Discussion in 'ETFs' started by Morning Attack, Feb 9, 2018.

  1. So these days VXX has gone from $30 to $55 with the increase in volativity, but looking at the historical, the VXX was at $120,000 in 2009.

    Does that mean that if the market goes through a period like 2007-2009, the VXX can go back to $120,000? Because we will see that market again, it is just a matter of time. And with an investment of $1K one could make 2 million.

    My experience tells me that is impossible, there are no free lunches. So how does the VXX work? Thank you.
     
  2. cole_

    cole_

    all the reverse splits it's had mess up the calculation

    if you look at the DRYS chart it's the same thing, it says it traded at 1273958144 at one point
     
  3. Read the prospectus!!! You'll understand once you realize how the value is derived from the firures
     
  4. tommcginnis

    tommcginnis

    Look up "contango" and understand it -- you won't wonder about the VXX any longer. ;)
     
    cdcaveman likes this.
  5. cartmm

    cartmm

    Here is how I would explain that VXX ‘works’ as a simple introduction.

    Think of VXX in two parts.

    Part 1 is the short term, where VXX tries to replicate short term moves in the VX future. Specifically the 30-day spot on the VX curve. I have never done any regression but I think the correlation is quite high, so I believe it does a good job here. So if someone wants short term replication of that part of the curve, VXX could be useful.
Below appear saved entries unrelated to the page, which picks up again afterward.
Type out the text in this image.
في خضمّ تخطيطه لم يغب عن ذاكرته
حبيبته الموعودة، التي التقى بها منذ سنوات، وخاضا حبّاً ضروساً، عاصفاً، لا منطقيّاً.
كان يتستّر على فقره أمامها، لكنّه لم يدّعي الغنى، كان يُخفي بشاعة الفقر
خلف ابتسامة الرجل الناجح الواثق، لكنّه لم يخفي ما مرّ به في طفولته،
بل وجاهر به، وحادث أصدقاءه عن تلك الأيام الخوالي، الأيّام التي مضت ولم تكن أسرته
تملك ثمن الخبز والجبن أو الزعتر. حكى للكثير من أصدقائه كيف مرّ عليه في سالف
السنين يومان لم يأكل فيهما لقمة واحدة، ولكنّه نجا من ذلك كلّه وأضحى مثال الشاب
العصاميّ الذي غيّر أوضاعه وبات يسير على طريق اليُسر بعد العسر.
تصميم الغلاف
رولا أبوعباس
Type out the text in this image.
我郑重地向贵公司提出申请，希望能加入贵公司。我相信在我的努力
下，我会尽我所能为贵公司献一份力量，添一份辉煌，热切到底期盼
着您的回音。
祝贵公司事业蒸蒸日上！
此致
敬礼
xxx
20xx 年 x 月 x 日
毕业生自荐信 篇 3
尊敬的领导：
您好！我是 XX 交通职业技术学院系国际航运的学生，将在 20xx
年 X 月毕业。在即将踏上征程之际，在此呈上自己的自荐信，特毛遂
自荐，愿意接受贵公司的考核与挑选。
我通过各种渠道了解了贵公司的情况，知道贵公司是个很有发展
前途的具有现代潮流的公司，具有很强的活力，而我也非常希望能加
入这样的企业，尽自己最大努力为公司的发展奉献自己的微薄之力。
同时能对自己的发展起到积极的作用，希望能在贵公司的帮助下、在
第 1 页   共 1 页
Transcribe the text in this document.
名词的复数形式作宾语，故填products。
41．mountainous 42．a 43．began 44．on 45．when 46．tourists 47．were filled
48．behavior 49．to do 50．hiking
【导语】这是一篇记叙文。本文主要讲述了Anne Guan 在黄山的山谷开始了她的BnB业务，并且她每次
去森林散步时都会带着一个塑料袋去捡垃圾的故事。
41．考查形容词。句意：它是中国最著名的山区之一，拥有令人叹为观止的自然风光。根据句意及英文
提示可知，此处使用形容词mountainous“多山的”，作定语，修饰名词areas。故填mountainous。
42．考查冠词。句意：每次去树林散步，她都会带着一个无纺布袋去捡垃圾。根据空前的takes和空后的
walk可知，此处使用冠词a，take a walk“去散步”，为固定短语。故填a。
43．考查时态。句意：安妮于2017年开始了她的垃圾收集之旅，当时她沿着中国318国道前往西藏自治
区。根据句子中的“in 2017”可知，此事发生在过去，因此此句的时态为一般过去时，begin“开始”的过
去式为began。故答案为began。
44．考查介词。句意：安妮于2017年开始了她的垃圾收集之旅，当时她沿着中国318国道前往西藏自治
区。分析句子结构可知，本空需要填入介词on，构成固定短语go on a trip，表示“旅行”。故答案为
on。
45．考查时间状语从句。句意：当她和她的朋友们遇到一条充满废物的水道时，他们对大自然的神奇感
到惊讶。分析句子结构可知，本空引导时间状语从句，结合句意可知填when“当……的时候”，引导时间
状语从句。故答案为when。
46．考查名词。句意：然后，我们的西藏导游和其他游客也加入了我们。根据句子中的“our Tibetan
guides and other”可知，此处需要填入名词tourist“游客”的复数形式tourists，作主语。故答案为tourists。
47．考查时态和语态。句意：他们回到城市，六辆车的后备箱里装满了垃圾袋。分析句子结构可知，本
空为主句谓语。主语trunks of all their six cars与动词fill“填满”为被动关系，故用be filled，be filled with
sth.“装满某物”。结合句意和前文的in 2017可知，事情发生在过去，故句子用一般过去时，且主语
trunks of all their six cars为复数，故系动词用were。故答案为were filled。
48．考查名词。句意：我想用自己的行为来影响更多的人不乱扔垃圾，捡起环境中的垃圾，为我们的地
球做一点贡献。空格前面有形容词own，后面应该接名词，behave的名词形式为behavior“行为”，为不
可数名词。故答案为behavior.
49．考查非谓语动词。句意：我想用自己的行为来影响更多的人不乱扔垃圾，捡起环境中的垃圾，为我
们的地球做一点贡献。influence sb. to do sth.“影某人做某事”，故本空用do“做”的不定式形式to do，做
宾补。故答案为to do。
    Part 2 is anything longer than I guess 3-4 days. There is a large long term cost to producing this short term replication. Because futures have expiry dates (there is no 30-day VX future), the VXX is comprised of 2 near term futures to get to the required average expiry. This needs to be constantly rebalanced, which is very costly due mainly to the contango of the volatility curve (there is also the bid-ask spread). Every day the VXX rolls 5% of its portfolio, selling the cheaper near month contracts and buying the more expensive next month contracts. Said another way, every day the VXX is selling low and buying high (and accepting the bid/paying the ask). In the long term the VXX has destroyed massive value.

    Other notes:
    - on backwardation: when the short term curve is high during VX spikes, this can be a benefit for VXX (the rolls will help)
    - on reverse splits: because of part 2 and the VXX’s massive depreciation, it has seen numerous reverse splits to raise the price back to visually credible levels

    While on this subject, I have a VXX question for ET: Does anyone know how much short term buying/selling flow can distort the VXX price? I suspect there may be short term effects but I have never quantified the size or length. But maybe they aren’t exploitable as I have never heard of anyone arbing this. Any thoughts/observations?
     
    Last edited: Feb 10, 2018
    tommcginnis likes this.
  6. cartmm, thanks for that, very helpful! good question as well.